WILSON, N.C. (WNCN) – It might seem like an obscure and perhaps strange site as you pass in Wilson.

You may even do a double-take.

Gloria Freeman says it best – “In terms of history, it represents an era.”RELATED: More stories from the North Carolina Hidden History special

It’s an era that is as complicated and as layered as the masonry of the building itself.

“If you look around the building you’ll see the bricks, rocks, stone in fact there’s a whole bag of cement that may have gotten wet and he just stuck it in the wall,” says Bill Meyers.

It’s a hodge podge of anything and everything and it’s round.

Appropriately it’s called a “roundhouse.”

“Well something that is round has no end – that’s infinity we’re talking about here. That we have to remember the deeds of African-Americans that’s just not written that’s not in the text books” added Myers.

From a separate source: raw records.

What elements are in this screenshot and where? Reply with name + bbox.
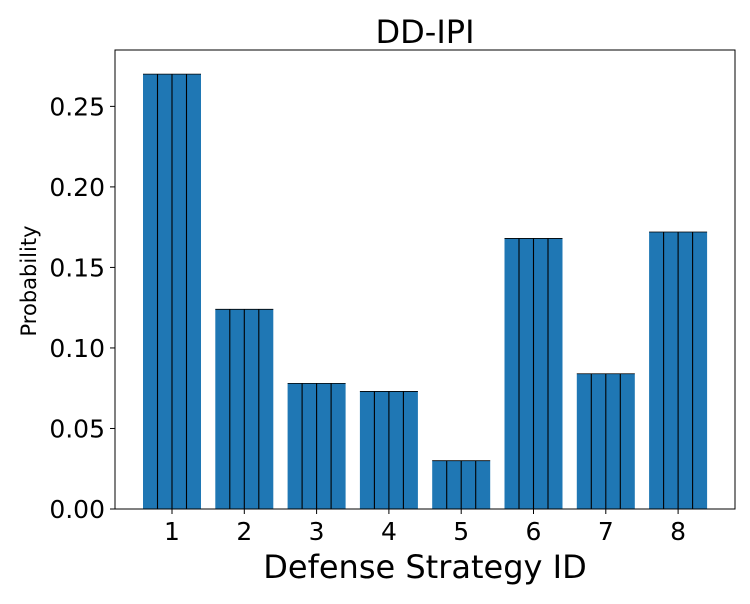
bars — [143, 73, 708, 509]
x-tick-label: 7 — [598, 517, 614, 546]
y-tick-label: 0.05 — [49, 414, 105, 443]
y-axis-label: Probability — [17, 225, 41, 336]
x-tick-label: 5 — [453, 517, 469, 546]
bar-1 — [143, 73, 201, 509]
chart-title: DD-IPI — [376, 13, 475, 51]
y-tick-label: 0.25 — [49, 92, 105, 121]
x-tick-label: 8 — [670, 517, 686, 546]
y-tick-label: 0.15 — [49, 253, 105, 282]
x-tick-label: 6 — [526, 517, 542, 546]
x-axis-label: Defense Strategy ID — [263, 548, 586, 586]
x-tick-label: 4 — [381, 517, 397, 546]
bar-6 — [504, 238, 563, 509]
y-tick-label: 0.20 — [49, 173, 105, 202]
x-tick-label: 2 — [236, 517, 252, 546]
bar-8 — [649, 231, 708, 509]
y-tick-label: 0.00 — [49, 495, 105, 524]
y-tick-label: 0.10 — [49, 334, 105, 363]
bar-3 — [287, 382, 346, 509]
x-tick-label: 1 — [164, 517, 180, 546]
bar-7 — [576, 373, 635, 509]
x-axis-ticks: 1 2 3 4 5 6 7 8 — [164, 509, 686, 546]
y-axis-ticks: 0.00 0.05 0.10 0.15 0.20 0.25 — [49, 92, 115, 524]
bar-4 — [359, 391, 418, 509]
x-tick-label: 3 — [309, 517, 325, 546]
plot-frame — [114, 49, 736, 510]
bar-5 — [432, 460, 491, 509]
bar-2 — [215, 308, 274, 509]
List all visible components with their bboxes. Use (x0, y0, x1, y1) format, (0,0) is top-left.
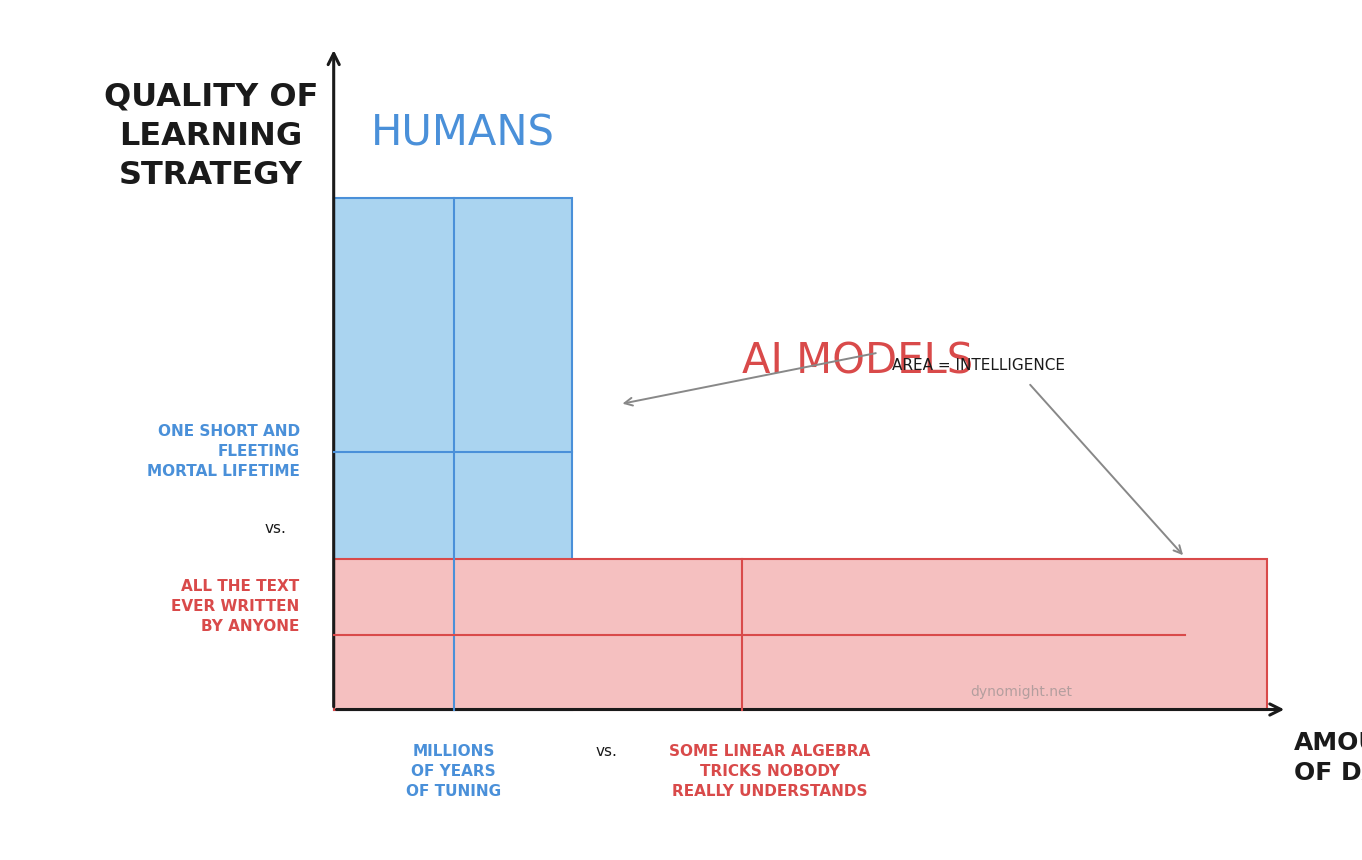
Text: MILLIONS
OF YEARS
OF TUNING: MILLIONS OF YEARS OF TUNING (406, 744, 501, 798)
Bar (334, 198, 572, 710)
Text: SOME LINEAR ALGEBRA
TRICKS NOBODY
REALLY UNDERSTANDS: SOME LINEAR ALGEBRA TRICKS NOBODY REALLY… (669, 744, 870, 798)
Text: dynomight.net: dynomight.net (971, 685, 1072, 699)
Text: ONE SHORT AND
FLEETING
MORTAL LIFETIME: ONE SHORT AND FLEETING MORTAL LIFETIME (147, 424, 300, 479)
Bar (334, 559, 1267, 710)
Text: ALL THE TEXT
EVER WRITTEN
BY ANYONE: ALL THE TEXT EVER WRITTEN BY ANYONE (172, 579, 300, 634)
Text: HUMANS: HUMANS (370, 113, 556, 154)
Text: vs.: vs. (595, 744, 617, 759)
Text: vs.: vs. (264, 521, 286, 537)
Text: QUALITY OF
LEARNING
STRATEGY: QUALITY OF LEARNING STRATEGY (104, 82, 319, 192)
Text: AI MODELS: AI MODELS (742, 341, 974, 382)
Text: AMOUNT
OF DATA: AMOUNT OF DATA (1294, 731, 1362, 784)
Text: AREA = INTELLIGENCE: AREA = INTELLIGENCE (892, 358, 1065, 373)
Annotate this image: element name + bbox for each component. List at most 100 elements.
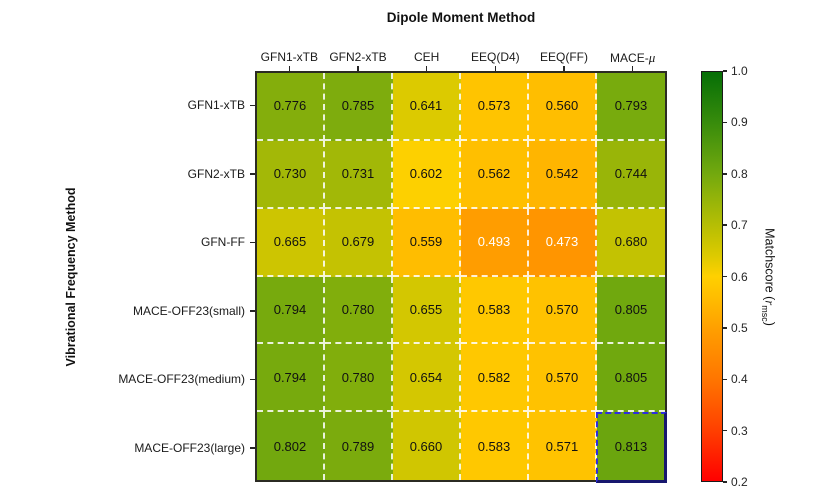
colorbar-tick-label: 0.8: [731, 166, 748, 181]
cell-value: 0.680: [614, 234, 648, 250]
cell-value: 0.582: [477, 369, 511, 385]
row-label: GFN1-xTB: [187, 98, 245, 113]
heatmap-cell: 0.602: [393, 140, 461, 209]
colorbar-tick: [723, 224, 727, 226]
x-axis-tick: [494, 66, 497, 71]
x-axis-title: Dipole Moment Method: [386, 10, 536, 25]
heatmap-cell: 0.560: [529, 73, 597, 141]
heatmap-cell: 0.641: [393, 73, 461, 141]
cell-value: 0.570: [545, 369, 579, 385]
cell-value: 0.780: [341, 369, 375, 385]
column-label: GFN2-xTB: [329, 50, 387, 64]
row-label: MACE-OFF23(medium): [118, 372, 245, 387]
colorbar: [701, 71, 723, 482]
cell-value: 0.542: [545, 166, 579, 182]
colorbar-tick: [723, 173, 727, 175]
colorbar-label-prefix: Matchscore (: [762, 228, 777, 301]
heatmap-cell: 0.776: [257, 73, 325, 141]
cell-value: 0.805: [614, 369, 648, 385]
heatmap-cell: 0.583: [461, 412, 529, 480]
heatmap-cell: 0.570: [529, 344, 597, 413]
cell-value: 0.794: [273, 369, 307, 385]
cell-value: 0.654: [409, 369, 443, 385]
row-label: GFN-FF: [201, 235, 245, 250]
heatmap-cell: 0.573: [461, 73, 529, 141]
cell-value: 0.805: [614, 301, 648, 317]
heatmap-cell: 0.473: [529, 208, 597, 277]
cell-value: 0.679: [341, 234, 375, 250]
cell-value: 0.802: [273, 438, 307, 454]
cell-value: 0.780: [341, 301, 375, 317]
heatmap-cell: 0.731: [325, 140, 393, 209]
cell-value: 0.655: [409, 301, 443, 317]
colorbar-label-suffix: ): [762, 321, 777, 326]
x-axis-tick: [357, 66, 359, 71]
colorbar-tick: [723, 481, 727, 483]
cell-value: 0.813: [614, 438, 648, 454]
colorbar-label: Matchscore (rmsc): [760, 228, 777, 326]
colorbar-tick-label: 0.3: [731, 423, 748, 438]
heatmap-cell: 0.571: [529, 412, 597, 480]
cell-value: 0.559: [409, 234, 443, 250]
mu-glyph: μ: [648, 50, 656, 65]
colorbar-tick-label: 0.6: [731, 269, 748, 284]
colorbar-tick-label: 0.9: [731, 115, 748, 130]
heatmap-cell: 0.805: [597, 344, 665, 413]
heatmap-cell: 0.802: [257, 412, 325, 480]
x-axis-tick: [425, 66, 428, 71]
colorbar-tick-label: 0.4: [731, 372, 748, 387]
cell-value: 0.493: [477, 234, 511, 250]
heatmap-cell: 0.562: [461, 140, 529, 209]
column-label: EEQ(FF): [540, 50, 588, 64]
column-label: GFN1-xTB: [260, 50, 318, 64]
colorbar-tick: [723, 327, 727, 329]
x-axis-tick: [563, 66, 565, 71]
y-axis-tick: [250, 173, 255, 175]
y-axis-tick: [250, 378, 255, 380]
colorbar-tick: [723, 70, 727, 72]
cell-value: 0.730: [273, 166, 307, 182]
heatmap-cell: 0.794: [257, 276, 325, 345]
heatmap-cell: 0.655: [393, 276, 461, 345]
x-axis-tick: [288, 66, 291, 71]
row-label: GFN2-xTB: [187, 166, 245, 181]
y-axis-title: Vibrational Frequency Method: [64, 187, 78, 367]
heatmap-cell: 0.582: [461, 344, 529, 413]
heatmap-cell: 0.660: [393, 412, 461, 480]
cell-value: 0.473: [545, 234, 579, 250]
y-axis-tick: [250, 310, 255, 312]
cell-value: 0.562: [477, 166, 511, 182]
colorbar-tick-label: 0.7: [731, 218, 748, 233]
cell-value: 0.789: [341, 438, 375, 454]
cell-value: 0.793: [614, 98, 648, 114]
colorbar-tick-label: 0.5: [731, 320, 748, 335]
heatmap-cell: 0.679: [325, 208, 393, 277]
cell-value: 0.570: [545, 301, 579, 317]
cell-value: 0.731: [341, 166, 375, 182]
heatmap-cell: 0.654: [393, 344, 461, 413]
colorbar-label-sub: msc: [759, 305, 770, 322]
heatmap-cell: 0.793: [597, 73, 665, 141]
cell-value: 0.776: [273, 98, 307, 114]
colorbar-tick-label: 1.0: [731, 64, 748, 78]
cell-value: 0.785: [341, 98, 375, 114]
heatmap-cell: 0.730: [257, 140, 325, 209]
heatmap-cell: 0.680: [597, 208, 665, 277]
cell-value: 0.573: [477, 98, 511, 114]
cell-value: 0.794: [273, 301, 307, 317]
colorbar-tick: [723, 121, 727, 124]
y-axis-tick: [250, 104, 255, 106]
cell-value: 0.583: [477, 301, 511, 317]
heatmap-cell: 0.805: [597, 276, 665, 345]
colorbar-tick: [723, 378, 727, 380]
row-label: MACE-OFF23(large): [134, 440, 245, 455]
heatmap-cell: 0.785: [325, 73, 393, 141]
x-axis-tick: [631, 66, 634, 71]
column-label: EEQ(D4): [470, 50, 520, 64]
heatmap-grid: 0.776 0.785 0.641 0.573 0.560 0.793 0.730 0.731…: [255, 71, 667, 482]
heatmap-cell: 0.789: [325, 412, 393, 480]
row-label: MACE-OFF23(small): [132, 303, 245, 318]
heatmap-cell: 0.744: [597, 140, 665, 209]
heatmap-cell: 0.794: [257, 344, 325, 413]
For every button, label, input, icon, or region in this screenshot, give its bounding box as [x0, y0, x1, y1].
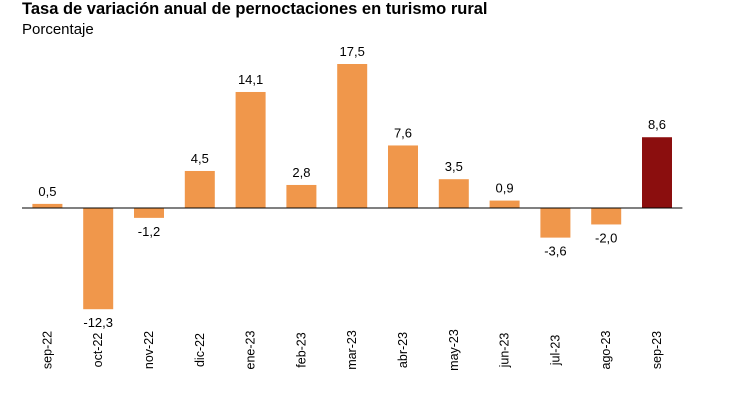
bar-feb-23 [286, 184, 317, 208]
tick-labels-group: sep-22 oct-22 nov-22 dic-22 ene-23 feb-23 mar-… [40, 329, 664, 371]
value-label-nov-22: -1,2 [138, 224, 160, 239]
bar-jul-23 [540, 208, 571, 238]
bar-ago-23 [591, 208, 622, 225]
value-label-sep-23: 8,6 [648, 117, 666, 132]
value-labels-group: 0,5 -12,3 -1,2 4,5 14,1 2,8 17,5 7,6 3,5 0,9 -3,6 -… [38, 44, 666, 330]
value-label-jul-23: -3,6 [544, 244, 566, 259]
value-label-feb-23: 2,8 [292, 165, 310, 180]
bar-abr-23 [388, 145, 418, 208]
tick-label-mar-23: mar-23 [345, 330, 359, 370]
tick-label-ene-23: ene-23 [244, 330, 258, 369]
bar-sep-23 [642, 137, 672, 208]
tick-label-sep-23: sep-23 [650, 331, 664, 369]
tick-label-may-23: may-23 [447, 329, 461, 371]
value-label-abr-23: 7,6 [394, 125, 412, 140]
bar-oct-22 [83, 208, 114, 310]
bar-sep-22 [32, 203, 63, 208]
tick-label-jun-23: jun-23 [498, 333, 512, 369]
tick-label-oct-22: oct-22 [91, 333, 105, 368]
bar-mar-23 [337, 64, 368, 208]
value-label-sep-22: 0,5 [38, 184, 56, 199]
value-label-dic-22: 4,5 [191, 151, 209, 166]
bar-ene-23 [235, 91, 266, 208]
chart-title: Tasa de variación anual de pernoctacione… [22, 0, 488, 18]
tick-label-feb-23: feb-23 [294, 332, 308, 367]
value-label-ago-23: -2,0 [595, 230, 617, 245]
value-label-may-23: 3,5 [445, 159, 463, 174]
bar-may-23 [438, 179, 469, 208]
tick-label-dic-22: dic-22 [193, 333, 207, 367]
tick-label-sep-22: sep-22 [40, 331, 54, 369]
value-label-jun-23: 0,9 [496, 181, 514, 196]
value-label-mar-23: 17,5 [340, 44, 365, 59]
tick-label-abr-23: abr-23 [396, 332, 410, 368]
value-label-oct-22: -12,3 [83, 315, 113, 330]
tick-label-jul-23: jul-23 [548, 335, 562, 367]
tick-label-nov-22: nov-22 [142, 331, 156, 369]
chart-subtitle: Porcentaje [22, 21, 94, 38]
bar-dic-22 [184, 170, 215, 208]
bars-group [32, 64, 672, 310]
bar-jun-23 [489, 200, 520, 208]
value-label-ene-23: 14,1 [238, 72, 263, 87]
bar-nov-22 [134, 208, 164, 218]
tick-label-ago-23: ago-23 [599, 330, 613, 369]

The former Wilson County educator worked for years to get the structure moved so it could be preserved and also serve as an African-American museum. Myers now serves as its executive the Oliver Nestus Freeman Roundhouse Museum.

Born in 1882, Oliver Nestus or “O.N.” Freeman saw the need for housing for black men returning from World War II.

O.N. had an ingenious solution.

He decided he could build homes out of whatever he could find, that could be held sturdy with cement and also be round.

Gloria Freeman’s great grandfather was a craftsman and O.N.’s brother.

“This is a physical representation of that and it’s odd it’s round and it’s rock and somebody built it, somebody thought of it. I’m standing here in the place of those who cannot be here at this time and cannot tell this story”.

What a story it is.

O.N. walked from Wilson, North Carolina all the way to Alabama where he attended the Tuskegee Normal School. the now famous school was founded by Booker T. Washington.

There O.N. studied construction technology including stone and brick masonry. He later taught those new skills to new students.

You can also spot Freeman’s stonework at other homes and buildings in Wilson.

But, Gloria Freeman says it’s the Roundhouse Museum that helps tell the story best.

“And this is one that we can tell and point to and allow other people to sort of join us in that story,” she said.

Bill Myers doesn’t want people to get lost in the obscurity of it all.

The lesson is right there for everyone to see.

“If you use your might, use your brain, use your heart and all that you have to make things happen.”